Figure 1.

Preparation and characterization of CCL21a@nanoGel. A) Schematic showing the formulation of CCL21a@nanoGel. B) Representative image showing the sol–gel transition of None@nanogel. C) Rheological analysis of the Gel and None@nanoGel. The curves of the energy storage modulus (G′) and loss modulus (G″) during the crosslinking of Gel (10 wt%) or None@nanoGel (10 wt%). D) Scanning electron microscope images of Gel (GelMA), None@nanoGel (Nanoclay+GelMA), and CCL21a@nanoGel (CCL21a+Nanoclay+GelMA). Scale bars, 300 µm. E) Profile of CCL21a released from the indicated hydrogels.

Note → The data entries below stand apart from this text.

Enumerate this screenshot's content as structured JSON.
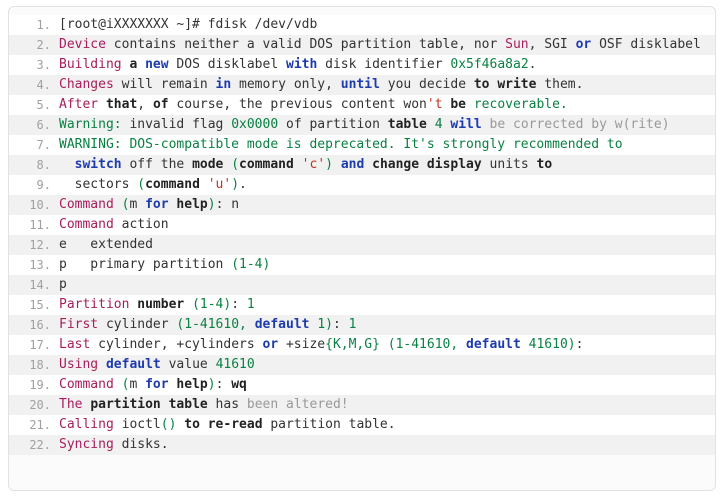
{
  "card": {
    "name": "fdisk-terminal-transcript",
    "background": "#fbfbfb",
    "border_color": "#e2e2e2"
  },
  "colors": {
    "line_number": "#a0a0a0",
    "plain": "#333333",
    "keyword_purple": "#a71d5d",
    "bold_dark": "#222222",
    "keyword_blue": "#1d3bad",
    "literal_green": "#0a8043",
    "comment_gray": "#999999",
    "string_red": "#c0341d",
    "row_alt_background": "#f1f1f1",
    "row_background": "#ffffff"
  },
  "lines": [
    {
      "number": "1.",
      "text": "[root@iXXXXXXX ~]# fdisk /dev/vdb",
      "tokens": [
        {
          "t": "[root@iXXXXXXX ~]# fdisk /dev/vdb",
          "c": "t-plain"
        }
      ]
    },
    {
      "number": "2.",
      "text": "Device contains neither a valid DOS partition table, nor Sun, SGI or OSF disklabel",
      "tokens": [
        {
          "t": "Device",
          "c": "t-kw"
        },
        {
          "t": " contains neither a valid DOS partition table, nor ",
          "c": "t-plain"
        },
        {
          "t": "Sun",
          "c": "t-kw"
        },
        {
          "t": ", SGI ",
          "c": "t-plain"
        },
        {
          "t": "or",
          "c": "t-blue"
        },
        {
          "t": " OSF disklabel",
          "c": "t-plain"
        }
      ]
    },
    {
      "number": "3.",
      "text": "Building a new DOS disklabel with disk identifier 0x5f46a8a2.",
      "tokens": [
        {
          "t": "Building",
          "c": "t-kw"
        },
        {
          "t": " ",
          "c": "t-plain"
        },
        {
          "t": "a",
          "c": "t-bold"
        },
        {
          "t": " ",
          "c": "t-plain"
        },
        {
          "t": "new",
          "c": "t-blue"
        },
        {
          "t": " DOS disklabel ",
          "c": "t-plain"
        },
        {
          "t": "with",
          "c": "t-blue"
        },
        {
          "t": " disk identifier ",
          "c": "t-plain"
        },
        {
          "t": "0x5f46a8a2",
          "c": "t-green"
        },
        {
          "t": ".",
          "c": "t-plain"
        }
      ]
    },
    {
      "number": "4.",
      "text": "Changes will remain in memory only, until you decide to write them.",
      "tokens": [
        {
          "t": "Changes",
          "c": "t-kw"
        },
        {
          "t": " will remain ",
          "c": "t-plain"
        },
        {
          "t": "in",
          "c": "t-blue"
        },
        {
          "t": " memory only, ",
          "c": "t-plain"
        },
        {
          "t": "until",
          "c": "t-blue"
        },
        {
          "t": " you decide ",
          "c": "t-plain"
        },
        {
          "t": "to",
          "c": "t-bold"
        },
        {
          "t": " ",
          "c": "t-plain"
        },
        {
          "t": "write",
          "c": "t-bold"
        },
        {
          "t": " them.",
          "c": "t-plain"
        }
      ]
    },
    {
      "number": "5.",
      "text": "After that, of course, the previous content won't be recoverable.",
      "tokens": [
        {
          "t": "After",
          "c": "t-kw"
        },
        {
          "t": " ",
          "c": "t-plain"
        },
        {
          "t": "that",
          "c": "t-bold"
        },
        {
          "t": ", ",
          "c": "t-plain"
        },
        {
          "t": "of",
          "c": "t-bold"
        },
        {
          "t": " course, the previous content won",
          "c": "t-plain"
        },
        {
          "t": "'t ",
          "c": "t-red"
        },
        {
          "t": "be",
          "c": "t-bold"
        },
        {
          "t": " recoverable.",
          "c": "t-green"
        }
      ]
    },
    {
      "number": "6.",
      "text": "Warning: invalid flag 0x0000 of partition table 4 will be corrected by w(rite)",
      "tokens": [
        {
          "t": "Warning:",
          "c": "t-green"
        },
        {
          "t": " invalid flag ",
          "c": "t-plain"
        },
        {
          "t": "0x0000",
          "c": "t-green"
        },
        {
          "t": " of partition ",
          "c": "t-plain"
        },
        {
          "t": "table",
          "c": "t-bold"
        },
        {
          "t": " ",
          "c": "t-plain"
        },
        {
          "t": "4",
          "c": "t-green"
        },
        {
          "t": " ",
          "c": "t-plain"
        },
        {
          "t": "will",
          "c": "t-blue"
        },
        {
          "t": " be corrected by w(rite)",
          "c": "t-gray"
        }
      ]
    },
    {
      "number": "7.",
      "text": "WARNING: DOS-compatible mode is deprecated. It's strongly recommended to",
      "tokens": [
        {
          "t": "WARNING: DOS-compatible mode is deprecated. It's strongly recommended to",
          "c": "t-green"
        }
      ]
    },
    {
      "number": "8.",
      "text": "  switch off the mode (command 'c') and change display units to",
      "tokens": [
        {
          "t": "  ",
          "c": "t-plain"
        },
        {
          "t": "switch",
          "c": "t-blue"
        },
        {
          "t": " off the ",
          "c": "t-plain"
        },
        {
          "t": "mode",
          "c": "t-bold"
        },
        {
          "t": " ",
          "c": "t-plain"
        },
        {
          "t": "(",
          "c": "t-green"
        },
        {
          "t": "command",
          "c": "t-bold"
        },
        {
          "t": " ",
          "c": "t-plain"
        },
        {
          "t": "'c'",
          "c": "t-red"
        },
        {
          "t": ")",
          "c": "t-green"
        },
        {
          "t": " ",
          "c": "t-plain"
        },
        {
          "t": "and",
          "c": "t-blue"
        },
        {
          "t": " ",
          "c": "t-plain"
        },
        {
          "t": "change",
          "c": "t-bold"
        },
        {
          "t": " ",
          "c": "t-plain"
        },
        {
          "t": "display",
          "c": "t-bold"
        },
        {
          "t": " units ",
          "c": "t-plain"
        },
        {
          "t": "to",
          "c": "t-bold"
        }
      ]
    },
    {
      "number": "9.",
      "text": "  sectors (command 'u').",
      "tokens": [
        {
          "t": "  sectors ",
          "c": "t-plain"
        },
        {
          "t": "(",
          "c": "t-green"
        },
        {
          "t": "command",
          "c": "t-bold"
        },
        {
          "t": " ",
          "c": "t-plain"
        },
        {
          "t": "'u'",
          "c": "t-red"
        },
        {
          "t": ")",
          "c": "t-green"
        },
        {
          "t": ".",
          "c": "t-plain"
        }
      ]
    },
    {
      "number": "10.",
      "text": "Command (m for help): n",
      "tokens": [
        {
          "t": "Command",
          "c": "t-kw"
        },
        {
          "t": " ",
          "c": "t-plain"
        },
        {
          "t": "(",
          "c": "t-green"
        },
        {
          "t": "m",
          "c": "t-plain"
        },
        {
          "t": " ",
          "c": "t-plain"
        },
        {
          "t": "for",
          "c": "t-blue"
        },
        {
          "t": " ",
          "c": "t-plain"
        },
        {
          "t": "help",
          "c": "t-bold"
        },
        {
          "t": ")",
          "c": "t-green"
        },
        {
          "t": ": n",
          "c": "t-plain"
        }
      ]
    },
    {
      "number": "11.",
      "text": "Command action",
      "tokens": [
        {
          "t": "Command",
          "c": "t-kw"
        },
        {
          "t": " action",
          "c": "t-plain"
        }
      ]
    },
    {
      "number": "12.",
      "text": "e   extended",
      "tokens": [
        {
          "t": "e   extended",
          "c": "t-plain"
        }
      ]
    },
    {
      "number": "13.",
      "text": "p   primary partition (1-4)",
      "tokens": [
        {
          "t": "p   primary partition ",
          "c": "t-plain"
        },
        {
          "t": "(1-4)",
          "c": "t-green"
        }
      ]
    },
    {
      "number": "14.",
      "text": "p",
      "tokens": [
        {
          "t": "p",
          "c": "t-plain"
        }
      ]
    },
    {
      "number": "15.",
      "text": "Partition number (1-4): 1",
      "tokens": [
        {
          "t": "Partition",
          "c": "t-kw"
        },
        {
          "t": " ",
          "c": "t-plain"
        },
        {
          "t": "number",
          "c": "t-bold"
        },
        {
          "t": " ",
          "c": "t-plain"
        },
        {
          "t": "(1-4)",
          "c": "t-green"
        },
        {
          "t": ": ",
          "c": "t-plain"
        },
        {
          "t": "1",
          "c": "t-green"
        }
      ]
    },
    {
      "number": "16.",
      "text": "First cylinder (1-41610, default 1): 1",
      "tokens": [
        {
          "t": "First",
          "c": "t-kw"
        },
        {
          "t": " cylinder ",
          "c": "t-plain"
        },
        {
          "t": "(1-41610,",
          "c": "t-green"
        },
        {
          "t": " ",
          "c": "t-plain"
        },
        {
          "t": "default",
          "c": "t-blue"
        },
        {
          "t": " ",
          "c": "t-plain"
        },
        {
          "t": "1)",
          "c": "t-green"
        },
        {
          "t": ": ",
          "c": "t-plain"
        },
        {
          "t": "1",
          "c": "t-green"
        }
      ]
    },
    {
      "number": "17.",
      "text": "Last cylinder, +cylinders or +size{K,M,G} (1-41610, default 41610):",
      "tokens": [
        {
          "t": "Last",
          "c": "t-kw"
        },
        {
          "t": " cylinder, +cylinders ",
          "c": "t-plain"
        },
        {
          "t": "or",
          "c": "t-blue"
        },
        {
          "t": " +size",
          "c": "t-plain"
        },
        {
          "t": "{K,M,G}",
          "c": "t-green"
        },
        {
          "t": " ",
          "c": "t-plain"
        },
        {
          "t": "(1-41610,",
          "c": "t-green"
        },
        {
          "t": " ",
          "c": "t-plain"
        },
        {
          "t": "default",
          "c": "t-blue"
        },
        {
          "t": " ",
          "c": "t-plain"
        },
        {
          "t": "41610)",
          "c": "t-green"
        },
        {
          "t": ":",
          "c": "t-plain"
        }
      ]
    },
    {
      "number": "18.",
      "text": "Using default value 41610",
      "tokens": [
        {
          "t": "Using",
          "c": "t-kw"
        },
        {
          "t": " ",
          "c": "t-plain"
        },
        {
          "t": "default",
          "c": "t-blue"
        },
        {
          "t": " value ",
          "c": "t-plain"
        },
        {
          "t": "41610",
          "c": "t-green"
        }
      ]
    },
    {
      "number": "19.",
      "text": "Command (m for help): wq",
      "tokens": [
        {
          "t": "Command",
          "c": "t-kw"
        },
        {
          "t": " ",
          "c": "t-plain"
        },
        {
          "t": "(",
          "c": "t-green"
        },
        {
          "t": "m",
          "c": "t-plain"
        },
        {
          "t": " ",
          "c": "t-plain"
        },
        {
          "t": "for",
          "c": "t-blue"
        },
        {
          "t": " ",
          "c": "t-plain"
        },
        {
          "t": "help",
          "c": "t-bold"
        },
        {
          "t": ")",
          "c": "t-green"
        },
        {
          "t": ": ",
          "c": "t-plain"
        },
        {
          "t": "wq",
          "c": "t-bold"
        }
      ]
    },
    {
      "number": "20.",
      "text": "The partition table has been altered!",
      "tokens": [
        {
          "t": "The",
          "c": "t-kw"
        },
        {
          "t": " ",
          "c": "t-plain"
        },
        {
          "t": "partition",
          "c": "t-bold"
        },
        {
          "t": " ",
          "c": "t-plain"
        },
        {
          "t": "table",
          "c": "t-bold"
        },
        {
          "t": " has",
          "c": "t-plain"
        },
        {
          "t": " been altered!",
          "c": "t-gray"
        }
      ]
    },
    {
      "number": "21.",
      "text": "Calling ioctl() to re-read partition table.",
      "tokens": [
        {
          "t": "Calling",
          "c": "t-kw"
        },
        {
          "t": " ioctl",
          "c": "t-plain"
        },
        {
          "t": "()",
          "c": "t-green"
        },
        {
          "t": " ",
          "c": "t-plain"
        },
        {
          "t": "to",
          "c": "t-bold"
        },
        {
          "t": " ",
          "c": "t-plain"
        },
        {
          "t": "re-read",
          "c": "t-bold"
        },
        {
          "t": " partition table.",
          "c": "t-plain"
        }
      ]
    },
    {
      "number": "22.",
      "text": "Syncing disks.",
      "tokens": [
        {
          "t": "Syncing",
          "c": "t-kw"
        },
        {
          "t": " disks.",
          "c": "t-plain"
        }
      ]
    }
  ]
}
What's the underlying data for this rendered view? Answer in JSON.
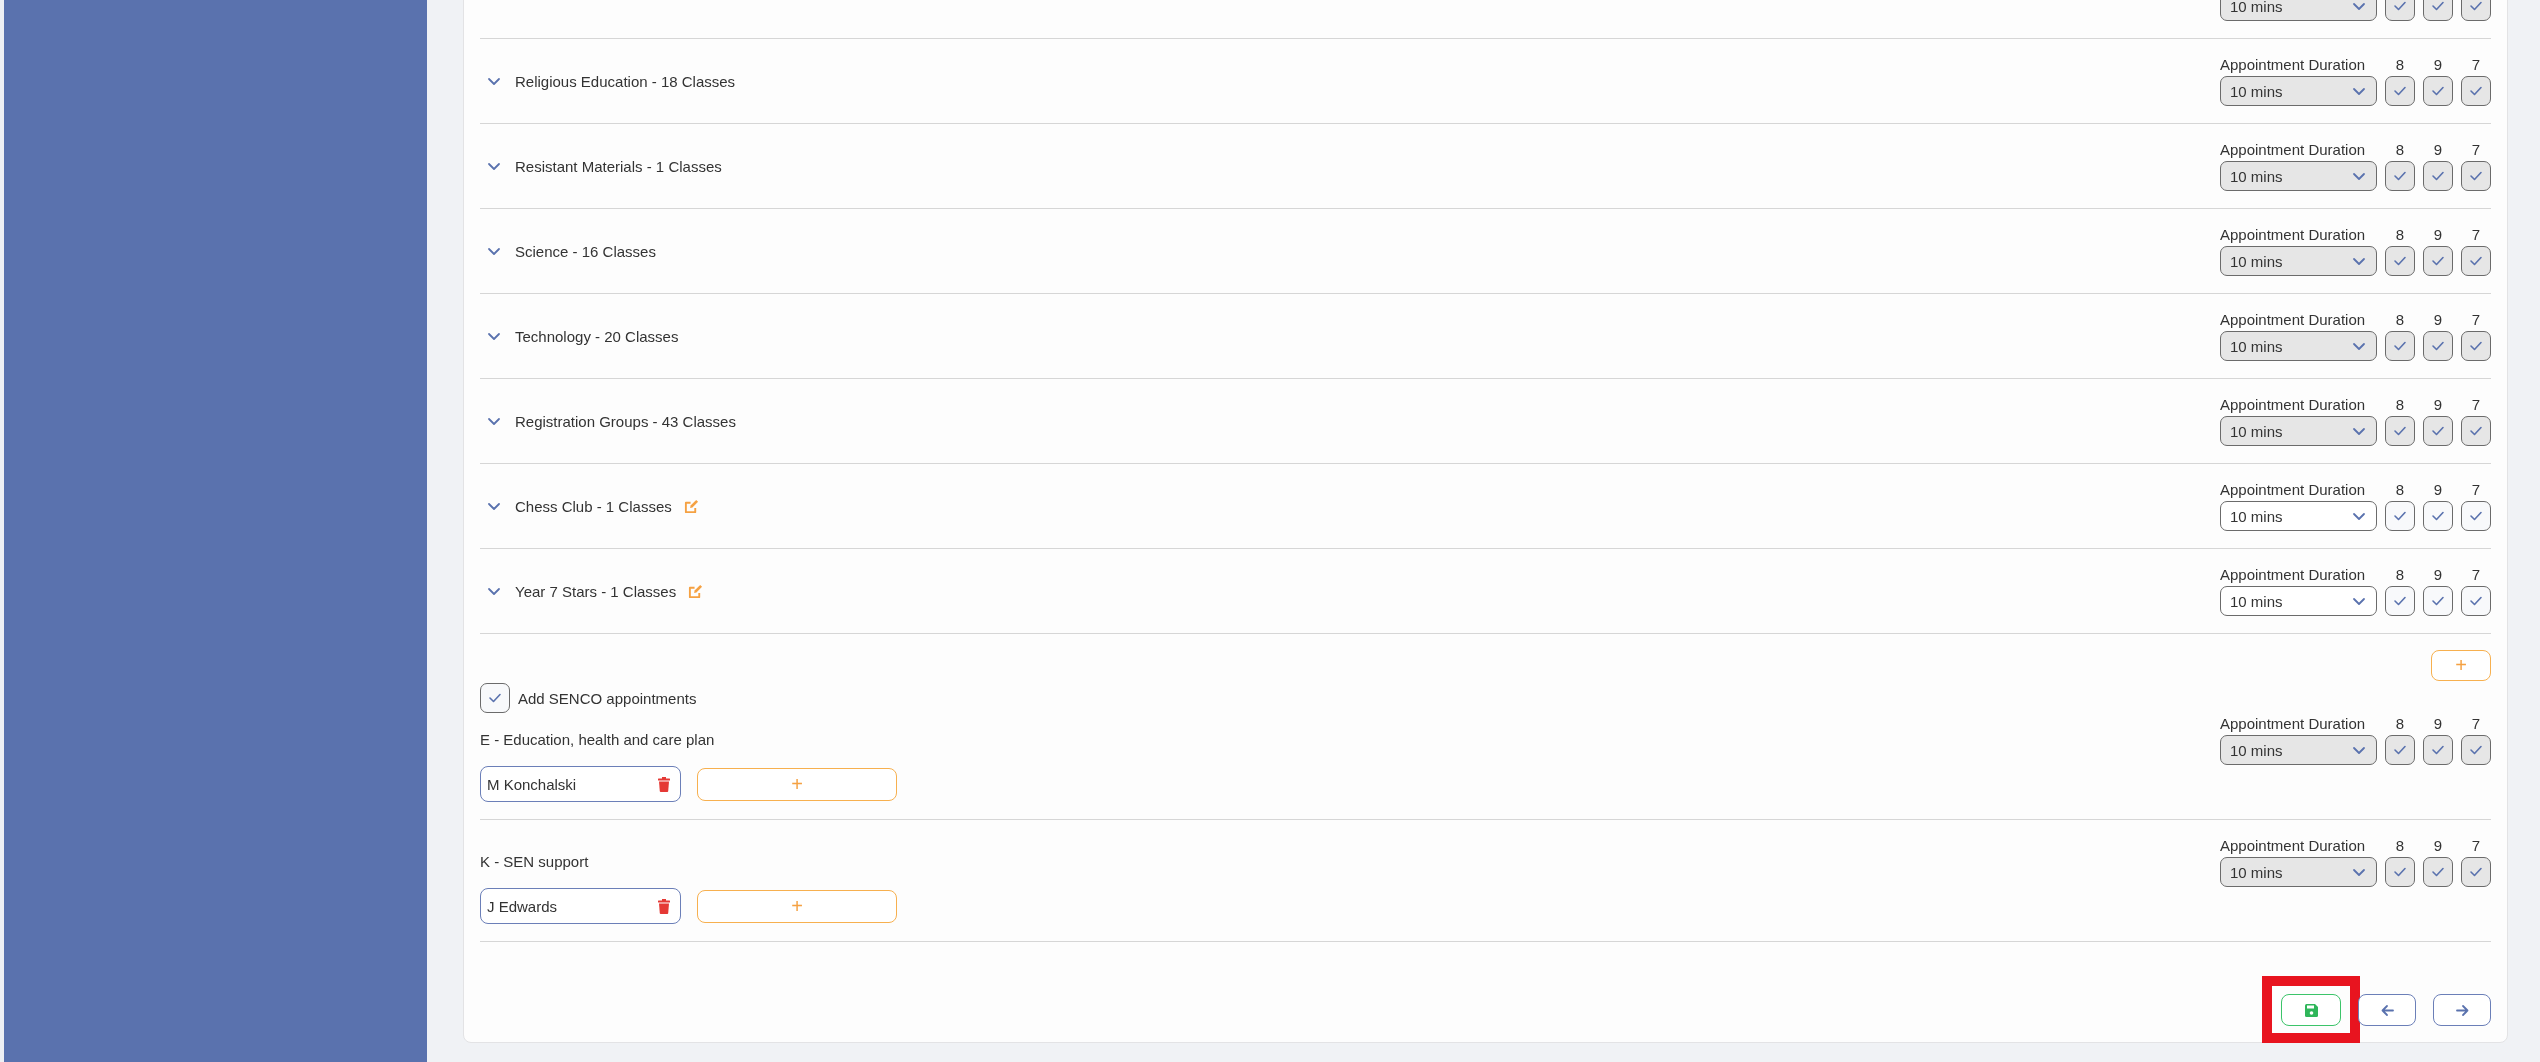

Data are expressed as mean ± S.E.M (Standard Error of Mean) of three independent experiments. *, p < 0.05 by two‐way ANOVA. F) Cell viability of CT26.WT in the hydrogels was measured by Calcein‐AM/PI staining at the indicated time. Calcein‐AM, green; PI, red. Scale bar, 100 µm. G) The hydrogels were treated with gel lysis solution at 37 °C and isolated Calcein‐AM positive cells were counted. Data are expressed as mean ± S.E.M of three independent experiments. **p < 0.01 by the unpaired Student's t‐test. H) Schematic illustration of the experimental procedure. CT26.WT‐GFP colon tumor‐bearing mice were injected with None@nanoGel or CCL21a@nanoGel beside the tumor on day 7, followed by the analysis of the gel on day 8. I) Representative fluorescence microscopic images showing the chemotaxis of CT26.WT‐GFP. Scale bar, 100 µm. J) The hydrogels were treated with gel lysis solution at 37 °C and the isolated GFP⁺ cancer cells were then counted. Data are expressed as mean ± S.E.M of three independent experiments. ***p < 0.001 by the unpaired Student's t‐test.